Ze sliep enige tijd, te uitgeput om nog langer wakker te blijven, gevoelsmatig helemaal afgestompt, en ze werd weer wakker met de hand van Garth op haar schouder. Ze kwam meteen overeind, bang voor wat hij mogelijk wilde zeggen, maar hij schudde zijn hoofd al en wees alleen maar.
Op twee meter afstand stond een bolle, gestekelde gestalte haar aan te staren met ogen die glansden als die van een kat. Faun stond er heftig kwetterend voor te dansen.
Wren staarde. 'Stresa?' fluisterde ze ongelovig. Ze kwam vlug overeind, wierp haar deken af en zei met bevende stem: 'Stresa, ben je het werkelijk?'
'Uit de dood herrezen, rwwll, Wren van de Elfen,' gromde de ander zacht.
Als het had gekund, had Wren de Splinterskat in
haar armen willen sluiten, maar ze liet het bij een zucht van
verlichting en lachen. 'Je leeft dus nog! Niet te geloven!' Ze
klapte in haar handen en wreef over haar armen. 'O, wat ben ik
blij je te zien! Ik dacht dat je dood was! Wat is er met je
gebeurd? Hoe ben je
ontkomen?'
De Splinterskat kwam naderbij en lette niet op
Faun, die opgewonden heen en weer bleef springen. 'Het - ssppht -
serpent miste me op een haar na toen het het vlot vernielde. Ik
werd door de zuiging helemaal over de - hssst - Rowen
getrokken. Phhhffft. Het kostte me uren om een andere
oversteekplaats te
vinden. Toen waren jullie al in Edengoor.'
Faun kwam te dichtbij, en de stekels richtten zich dreigend op.
'Stomme Kwiet, Hssst!'
'Hoe heb je ons gevonden?' vroeg Wren. Garth zat nu naast haar en ze gebaarde wat ze zei.

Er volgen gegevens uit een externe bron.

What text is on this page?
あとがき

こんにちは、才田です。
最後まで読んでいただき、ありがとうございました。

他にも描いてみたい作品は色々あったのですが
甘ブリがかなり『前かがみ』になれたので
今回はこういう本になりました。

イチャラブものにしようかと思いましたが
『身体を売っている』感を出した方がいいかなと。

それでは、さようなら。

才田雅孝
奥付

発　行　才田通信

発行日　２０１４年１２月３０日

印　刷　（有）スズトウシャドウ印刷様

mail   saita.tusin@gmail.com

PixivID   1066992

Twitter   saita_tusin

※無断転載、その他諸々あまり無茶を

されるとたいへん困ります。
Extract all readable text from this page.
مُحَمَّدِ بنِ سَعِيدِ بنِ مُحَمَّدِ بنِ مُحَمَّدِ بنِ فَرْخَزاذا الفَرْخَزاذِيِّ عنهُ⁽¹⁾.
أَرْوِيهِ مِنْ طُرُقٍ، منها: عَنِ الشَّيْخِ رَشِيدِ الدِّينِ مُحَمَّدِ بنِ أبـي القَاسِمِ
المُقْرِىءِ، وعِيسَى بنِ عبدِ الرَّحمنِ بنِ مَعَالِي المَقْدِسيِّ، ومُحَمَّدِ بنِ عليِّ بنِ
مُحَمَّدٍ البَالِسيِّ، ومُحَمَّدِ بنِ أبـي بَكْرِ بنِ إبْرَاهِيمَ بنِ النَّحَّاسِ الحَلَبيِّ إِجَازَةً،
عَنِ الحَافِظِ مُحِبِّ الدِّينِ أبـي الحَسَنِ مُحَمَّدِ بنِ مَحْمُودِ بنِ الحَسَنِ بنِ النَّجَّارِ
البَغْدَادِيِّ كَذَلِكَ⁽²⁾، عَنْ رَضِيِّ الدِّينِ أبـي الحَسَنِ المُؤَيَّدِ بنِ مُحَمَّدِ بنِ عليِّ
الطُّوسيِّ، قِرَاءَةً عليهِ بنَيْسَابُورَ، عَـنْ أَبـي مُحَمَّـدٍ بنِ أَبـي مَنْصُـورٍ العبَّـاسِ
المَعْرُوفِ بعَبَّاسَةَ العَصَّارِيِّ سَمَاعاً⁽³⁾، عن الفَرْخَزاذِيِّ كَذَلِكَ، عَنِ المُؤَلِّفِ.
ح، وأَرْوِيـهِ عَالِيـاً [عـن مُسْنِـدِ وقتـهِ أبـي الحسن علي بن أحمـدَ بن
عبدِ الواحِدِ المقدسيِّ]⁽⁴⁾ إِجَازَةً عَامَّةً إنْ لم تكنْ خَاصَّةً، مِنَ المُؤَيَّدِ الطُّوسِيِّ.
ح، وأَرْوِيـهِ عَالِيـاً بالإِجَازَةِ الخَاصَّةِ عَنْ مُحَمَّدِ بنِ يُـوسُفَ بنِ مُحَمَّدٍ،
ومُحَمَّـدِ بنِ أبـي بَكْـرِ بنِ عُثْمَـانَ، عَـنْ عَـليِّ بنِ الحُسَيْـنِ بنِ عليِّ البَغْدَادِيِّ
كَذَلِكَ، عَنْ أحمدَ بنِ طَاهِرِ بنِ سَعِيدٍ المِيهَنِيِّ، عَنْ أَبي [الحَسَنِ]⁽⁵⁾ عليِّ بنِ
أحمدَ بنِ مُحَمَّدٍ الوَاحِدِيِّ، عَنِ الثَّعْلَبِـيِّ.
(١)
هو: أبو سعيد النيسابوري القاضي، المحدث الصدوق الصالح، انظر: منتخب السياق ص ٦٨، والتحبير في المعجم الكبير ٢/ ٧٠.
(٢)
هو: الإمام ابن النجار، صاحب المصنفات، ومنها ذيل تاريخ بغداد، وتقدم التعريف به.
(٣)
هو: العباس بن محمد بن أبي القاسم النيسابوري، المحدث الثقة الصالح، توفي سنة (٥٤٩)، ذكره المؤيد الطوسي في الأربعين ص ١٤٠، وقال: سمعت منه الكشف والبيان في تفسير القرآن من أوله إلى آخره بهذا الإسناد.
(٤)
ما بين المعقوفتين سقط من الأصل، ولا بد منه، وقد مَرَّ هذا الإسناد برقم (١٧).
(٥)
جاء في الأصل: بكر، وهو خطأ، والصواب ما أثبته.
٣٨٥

'Ha! Sssppt! Niet vanzelf, dat zeg ik je. Natuurlijk volgde ik jullie spoor - hssst - maar jullie gingen alle kanten op. Jullie verdwaalden, denk ik. Het verbaast me dat jullie de rotsen toch hebben gevonden.'
Ze haalde diep adem. 'Ik heb de magie
ingezet.'
De Splinterskat siste zachtjes.
'Dat moest ik wel. De koningin is ernstig ziek.'
'Sssst. En de Ruchastaf is nu van jou?'
Ze schudde vlug haar hoofd. 'Tot Ellenroh beter is. Langer niet.'
Stresa zei niets en zijn ogen glansden.
'Ik ben blij dat je er weer bent' herhaalde ze.
Hij geeuwde onverschillig. 'Phhfft. Genoeg gepraat voor vanavond.
Het is tijd om te - rrwwoll - rusten.'
Hij keerde zich landerig om en kuierde weg om een slaapplaats te
zoeken, alsof er niets was gebeurd en dit een avond was als alle
andere. Wren staarde hem even na en keek toen lange tijd Garth aan.
De grote Nomade schudde zijn hoofd en liep weg.
Wren trok de deken om haar schouders en wiegde Faun in haar armen.
Ze merkte even later dat ze glimlachte.